# Math Help - a^x = x

1. ## a^x = x

How can we algebraically find the intersection of an exponential function y=a^x with the straight line y=x? In other words, what is the solution to the equation a^x = x ?

2. Originally Posted by hakanaras
How can we algebraically find the intersection of an exponential function y=a^x with the straight line y=x? In other words, what is the solution to the equation a^x = x ?
First there is no guarantee that there are any real solutions to $a^x=x$. In fact if $\ln(a)>1$ it is obvious that there are no real solutions.

If $a<1$, then put $b=1/a$ and the equation becomes:

$e^{-\ln(b)x}=x$

which we can rearrange to:

$[\ln(b)~x]~e^{\ln(b)~x}=\ln(b)$

and this has solution:

$x=\frac{W(\ln(b))}{\ln(b)}$

or equivalently:

$x=-~\frac{W(-\ln(a))}{\ln(a)}$

where $W$ is Lambert's W function.

(If we are not concerned with real solutions then the above works period, though you have to keep an eye on the multiple values of the W function)

RonL

3. Originally Posted by CaptainBlack

:
:

or equivalently:

$x=-~\frac{W(-\ln(a))}{\ln(a)}$

where $W$ is Lambert's W function.

(If we are not concerned with real solutions then the above works period, though you have to keep an eye on the multiple values of the W function)

RonL
To demonstrate this working see this:

Code:
This is EULER, Version 2.3 RL-06.

Type help(Return) for help.
Enter command: (16777216 Bytes free.)

Processing configuration file.

Done.
>load "C:\Program Files\EulerRL\Euler Utils\LambertW.e";
>
>a=0.1;
>x=-LambertW(-log(a))/log(a)
0.399013
>
>
>
>a^x-x
5.55112e-017
>
RonL

4. Some replies do not deserve an unthanked fate. For my money, the above two are in that class. Hence the pre-emptive safe-guard.
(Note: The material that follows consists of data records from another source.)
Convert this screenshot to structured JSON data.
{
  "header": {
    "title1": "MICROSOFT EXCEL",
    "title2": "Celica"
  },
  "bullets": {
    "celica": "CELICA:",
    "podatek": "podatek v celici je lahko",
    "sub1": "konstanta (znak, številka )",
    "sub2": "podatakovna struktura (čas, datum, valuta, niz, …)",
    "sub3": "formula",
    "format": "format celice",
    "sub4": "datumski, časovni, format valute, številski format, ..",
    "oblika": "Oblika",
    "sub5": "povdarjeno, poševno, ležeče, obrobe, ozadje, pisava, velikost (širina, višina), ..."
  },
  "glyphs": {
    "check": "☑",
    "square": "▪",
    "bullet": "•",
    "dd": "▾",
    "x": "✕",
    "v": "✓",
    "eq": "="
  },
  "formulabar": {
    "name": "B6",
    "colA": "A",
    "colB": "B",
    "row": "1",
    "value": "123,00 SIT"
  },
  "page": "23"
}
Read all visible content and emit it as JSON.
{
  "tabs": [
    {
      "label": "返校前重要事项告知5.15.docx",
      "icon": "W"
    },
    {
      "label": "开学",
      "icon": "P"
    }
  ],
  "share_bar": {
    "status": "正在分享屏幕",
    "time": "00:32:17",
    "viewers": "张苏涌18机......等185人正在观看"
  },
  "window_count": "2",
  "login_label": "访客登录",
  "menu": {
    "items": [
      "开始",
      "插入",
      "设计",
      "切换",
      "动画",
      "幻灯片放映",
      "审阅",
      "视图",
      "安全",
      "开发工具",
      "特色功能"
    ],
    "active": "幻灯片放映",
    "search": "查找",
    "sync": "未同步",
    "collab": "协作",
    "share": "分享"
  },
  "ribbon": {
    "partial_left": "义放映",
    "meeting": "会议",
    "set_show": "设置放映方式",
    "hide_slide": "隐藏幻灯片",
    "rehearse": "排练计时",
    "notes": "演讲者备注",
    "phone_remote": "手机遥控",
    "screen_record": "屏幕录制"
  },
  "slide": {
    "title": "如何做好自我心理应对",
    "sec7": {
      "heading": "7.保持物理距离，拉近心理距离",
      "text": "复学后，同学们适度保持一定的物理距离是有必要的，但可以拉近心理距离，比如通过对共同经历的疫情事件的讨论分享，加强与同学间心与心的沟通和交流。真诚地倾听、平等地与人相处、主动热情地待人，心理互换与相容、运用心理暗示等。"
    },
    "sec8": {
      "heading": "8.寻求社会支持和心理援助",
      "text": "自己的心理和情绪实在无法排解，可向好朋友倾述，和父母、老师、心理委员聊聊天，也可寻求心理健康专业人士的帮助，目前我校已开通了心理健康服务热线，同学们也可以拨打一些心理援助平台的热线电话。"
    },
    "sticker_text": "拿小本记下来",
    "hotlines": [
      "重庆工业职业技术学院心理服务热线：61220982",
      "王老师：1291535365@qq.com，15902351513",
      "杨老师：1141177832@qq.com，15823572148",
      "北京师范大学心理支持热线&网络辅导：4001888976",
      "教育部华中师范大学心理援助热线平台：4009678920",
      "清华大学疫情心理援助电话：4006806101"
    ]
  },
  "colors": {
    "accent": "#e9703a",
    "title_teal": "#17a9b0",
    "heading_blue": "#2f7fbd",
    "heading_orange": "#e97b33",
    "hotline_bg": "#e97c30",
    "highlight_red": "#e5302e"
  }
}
(Would've added rep but apparently I've got to spread a bit more first).

And this thread is certainly as good as any to direct the interested reader to the following references:

http://www.cs.uwaterloo.ca/research/tr/1993/03/W.pdf

New analytic solution to classic problem?

5. Originally Posted by mr fantastic
Some replies do not deserve an unthanked fate. For my money, the above two are in that class. Hence the pre-emptive safe-guard.

(Would've added rep but apparently I've got to spread a bit more first).

And this thread is certainly as good as any to direct the interested reader to the following references:

http://www.cs.uwaterloo.ca/research/tr/1993/03/W.pdf

New analytic solution to classic problem?
Now you have embarrassed me

Great references.

RonL